The late feminist novelist Angela Carter had a peculiar if not downright potty take on literature. Her predilection was to take familiar, classical fairy tales and suffuse them with sexual references, building on the inherent suggestive metaphors until they are almost screaming for mercy. Little Red Riding Hood? Well, the hood can be taken for the female hymen and the wolf male lust... Nursery tales a la Sigmund Freud. Lavish, dark and abstract, they were exotic, subversive fantasies seemingly beyond the reach of conventional cinema. Irish director Neil Jordan, a novelist himself who began his film career as a creative assistant on John Boorman's Excalibur in 1981, first met Carter at a writer's conference and it was she who expressed an interest in bringing her short stories to the screen.

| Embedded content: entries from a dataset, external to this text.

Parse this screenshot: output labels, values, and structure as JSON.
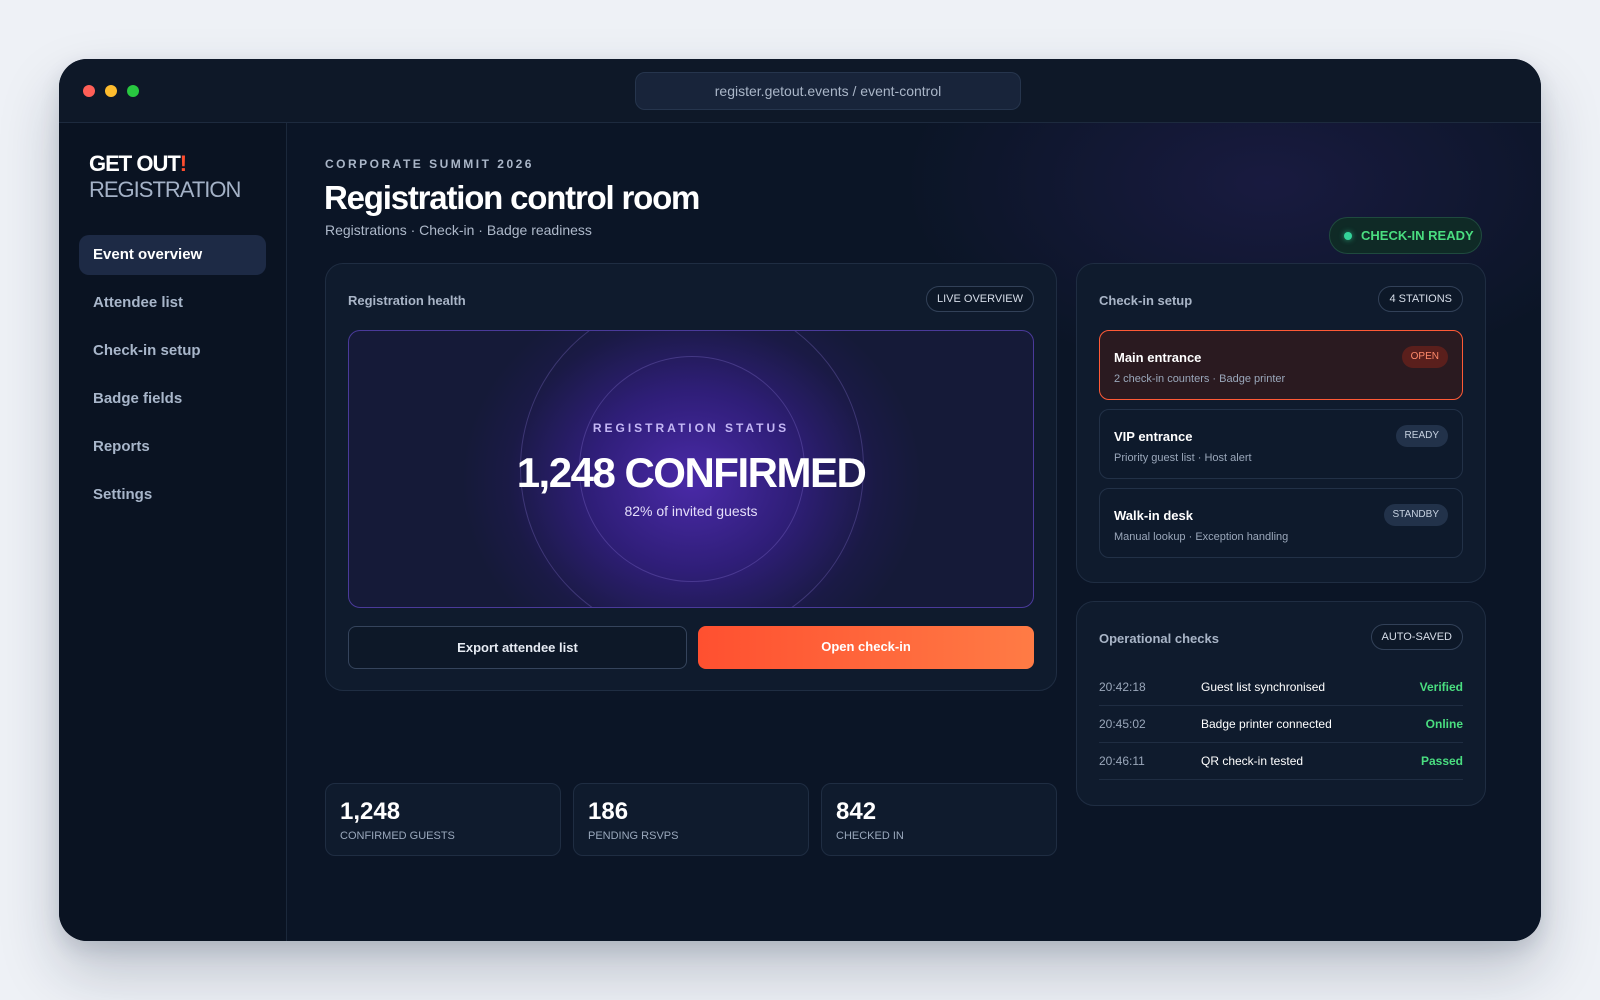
{
  "browser": {
    "url": "register.getout.events / event-control"
  },
  "brand": {
    "name": "GET OUT",
    "mark": "!",
    "product": "REGISTRATION"
  },
  "sidebar": {
    "items": [
      {
        "label": "Event overview"
      },
      {
        "label": "Attendee list"
      },
      {
        "label": "Check-in setup"
      },
      {
        "label": "Badge fields"
      },
      {
        "label": "Reports"
      },
      {
        "label": "Settings"
      }
    ]
  },
  "header": {
    "eyebrow": "CORPORATE SUMMIT 2026",
    "title": "Registration control room",
    "subtitle": "Registrations · Check-in · Badge readiness",
    "status": "CHECK-IN READY"
  },
  "health": {
    "title": "Registration health",
    "chip": "LIVE OVERVIEW",
    "hero_label": "REGISTRATION STATUS",
    "hero_value": "1,248 CONFIRMED",
    "hero_sub": "82% of invited guests",
    "export_label": "Export attendee list",
    "open_label": "Open check-in"
  },
  "stats": [
    {
      "value": "1,248",
      "label": "CONFIRMED GUESTS"
    },
    {
      "value": "186",
      "label": "PENDING RSVPS"
    },
    {
      "value": "842",
      "label": "CHECKED IN"
    }
  ],
  "setup": {
    "title": "Check-in setup",
    "chip": "4 STATIONS",
    "stations": [
      {
        "name": "Main entrance",
        "desc": "2 check-in counters · Badge printer",
        "status": "OPEN"
      },
      {
        "name": "VIP entrance",
        "desc": "Priority guest list · Host alert",
        "status": "READY"
      },
      {
        "name": "Walk-in desk",
        "desc": "Manual lookup · Exception handling",
        "status": "STANDBY"
      }
    ]
  },
  "checks": {
    "title": "Operational checks",
    "chip": "AUTO-SAVED",
    "rows": [
      {
        "time": "20:42:18",
        "label": "Guest list synchronised",
        "status": "Verified"
      },
      {
        "time": "20:45:02",
        "label": "Badge printer connected",
        "status": "Online"
      },
      {
        "time": "20:46:11",
        "label": "QR check-in tested",
        "status": "Passed"
      }
    ]
  },
  "colors": {
    "accent": "#ff5a36",
    "success": "#4ade80",
    "background": "#0b1526",
    "hero": "#4a2aa8"
  }
}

The short story called The Company Of Wolves (from the collection The Bloody Chamber), which forms the basis for the film, was a meagre 12 pages long so Carter and Jordan (they wrote the script together) built it up in layers, inserting imagery from classical fairytales into a deliberately dream-like and episodic format (there is virtually no running narrative), with only Angela Lansbury's genial grandmother bestowing cautionary fables on her enraptured granddaughter Rosaleen (Sarah Patterson) to string the various elements together. Shedding virtually all the features of a classical werewolf story, the film seems to exist entirely within Rosaleen's imagination. Its horror — such as it is — is conveyed through creeping revulsion and menace. The set-pieces that pepper the film are startlingly, even gleefully, nasty hinting at the brash excesses of Ken Russell but delivered with immeasurably more elegance. A long lost husband (played by Jordan faithful Stephen Rea) returns home and, on finding his bride remarried, proceeds to tear off his own face. As he does so, the snarling jaws of a wolf are revealed. Later, at a lavish wedding party, the debauched guests are transformed into ravening wolves by a gatecrashing (and heavily pregnant) witch. Finally, Rosaleen herself enters the fray of her own dreamscape, enacting Little Red Riding Hood with a handsome huntsman whose eyebrows happen to meet in the middle — the film did few favours for the self-respect of the more hirsute gentleman. All the while the story weaves in and out of the "real" world as Rosaleen's older sister Alice falls foul of a wolf (read: she has already succumbed to the male dominated sexual world) and the devil himself (Stamp) makes an appearance in a Rolls Royce.

It is a complex and at times infuriating structure — it often helps to conceive of the film as the book of short stories it stems from — but simultaneously vivid and disturbing. The production design is extraordinary, belying the film's shoestring budget. The late Anton Furst (who later worked on Tim Burton's Batman (1989) creates a storybook idyll laced with sinister delights, a world laden with primal symbolism: mist-shrouded forests stocked with phallic mushrooms, giant dollhouses, forbidden fruit ripe for the plucking. In turn the werewolf sequences boast highly original and appropriately hideous transformations by makeup specialist Christopher Tucker. Wolves literally climb out from inside ("The worst kind of men are hairy on the inside"), the huntsman's face splitting open to reveal the snout; at the changeling banquet a woman rips open her bodice to display hairy breasts; the lost husband tears off his skin and his skull transforms into a wolf's: all grim, bloody and blackly funny — although by current standards they are showing their age.

This is the most immediately metaphorical of all the horror films in this tome. In fact, it acts as one giant allusion in which reality is simply an afterthought. Jordan always saw it as a meditation on the ways society teaches young women to look at themselves sexually and to recognise the things to be afraid of. Company certainly centres on Rosaleen's sexual awakening, a kind of phantasmagoric representation of puberty where men, quite literally, are beasts.

Jordan would revisit similar themes with the homoerotic Interview With A Vampire (1994), the ethereal, flawed serial killer movie In Dreams (1999) and The Butcher Boy (1997), a frank exploration of the dark depths of a young boy's imagination. None of them, however, quite matched the fever pitch of psychosexual weirdness on display here.